Experts told the conference that Mexico’s cartels often use more sophisticated technology than law enforcement. Cartel assets include mapping software that tracks the location of police from high-tech control rooms; remote control submarines; and military grade rocket launchers.

Drug-dealing organizations can intercept satellite feeds, including images broadcast by intelligence agency drones. They run money laundering networks that handle an estimated $25 billion a year in drug profits.

“It’s a technological arms race, and at this moment they’re winning,” said Marc Goodman, founder of Future Crimes, who studies the nexus of technology and transnational crime. “But there’s never been an operating system that hasn’t been hacked.”

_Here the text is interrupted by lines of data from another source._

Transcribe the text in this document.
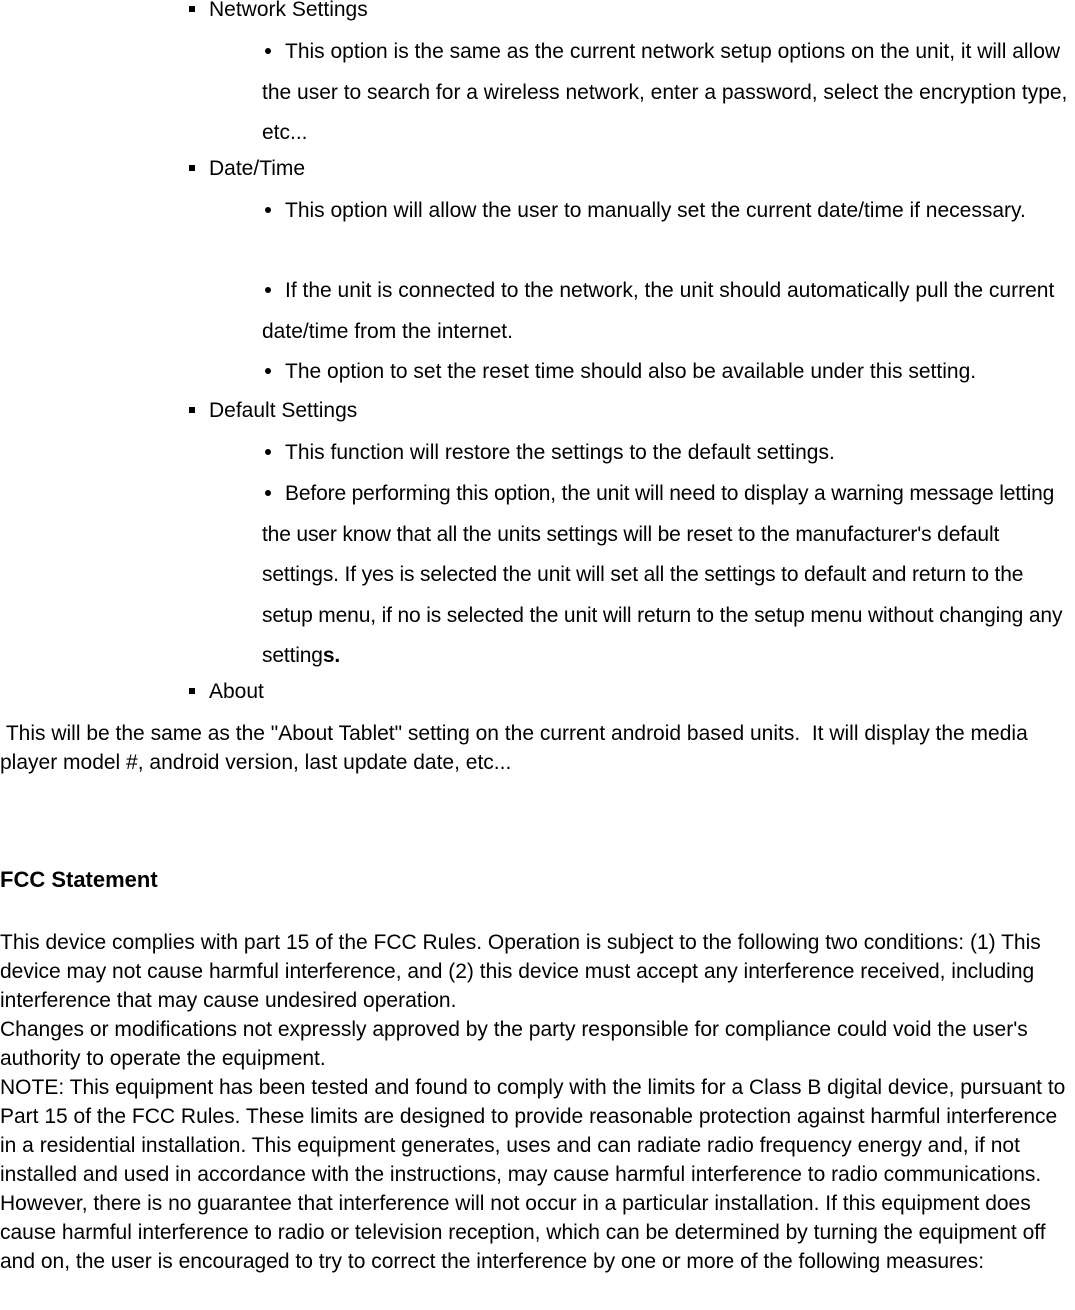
Network Settings
This option is the same as the current network setup options on the unit, it will allow the user to search for a wireless network, enter a password, select the encryption type, etc...
Date/Time
This option will allow the user to manually set the current date/time if necessary.
If the unit is connected to the network, the unit should automatically pull the current date/time from the internet.
The option to set the reset time should also be available under this setting.
Default Settings
This function will restore the settings to the default settings.
Before performing this option, the unit will need to display a warning message letting the user know that all the units settings will be reset to the manufacturer's default settings. If yes is selected the unit will set all the settings to default and return to the setup menu, if no is selected the unit will return to the setup menu without changing any settings.
About
This will be the same as the "About Tablet" setting on the current android based units.  It will display the media player model #, android version, last update date, etc...
FCC Statement
This device complies with part 15 of the FCC Rules. Operation is subject to the following two conditions: (1) This device may not cause harmful interference, and (2) this device must accept any interference received, including interference that may cause undesired operation.
Changes or modifications not expressly approved by the party responsible for compliance could void the user's authority to operate the equipment.
NOTE: This equipment has been tested and found to comply with the limits for a Class B digital device, pursuant to Part 15 of the FCC Rules. These limits are designed to provide reasonable protection against harmful interference in a residential installation. This equipment generates, uses and can radiate radio frequency energy and, if not installed and used in accordance with the instructions, may cause harmful interference to radio communications. However, there is no guarantee that interference will not occur in a particular installation. If this equipment does cause harmful interference to radio or television reception, which can be determined by turning the equipment off and on, the user is encouraged to try to correct the interference by one or more of the following measures:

Google’s immense intelligence assets can be brought to bear on the cartels, Schmidt suggested.

Google’s ideas include creating a network so citizens can safely report cartel activity without fear of retribution. It wants to make sharing real-time intelligence easier among police in different regions. It can identify how individuals are connected to each other, to bank accounts and even to corrupt government officials. It can create community Web platforms for citizens to share information and name and shame criminals.

Talk also addressed human and arms trafficking, exploitation of child soldiers, and airport and seaport security.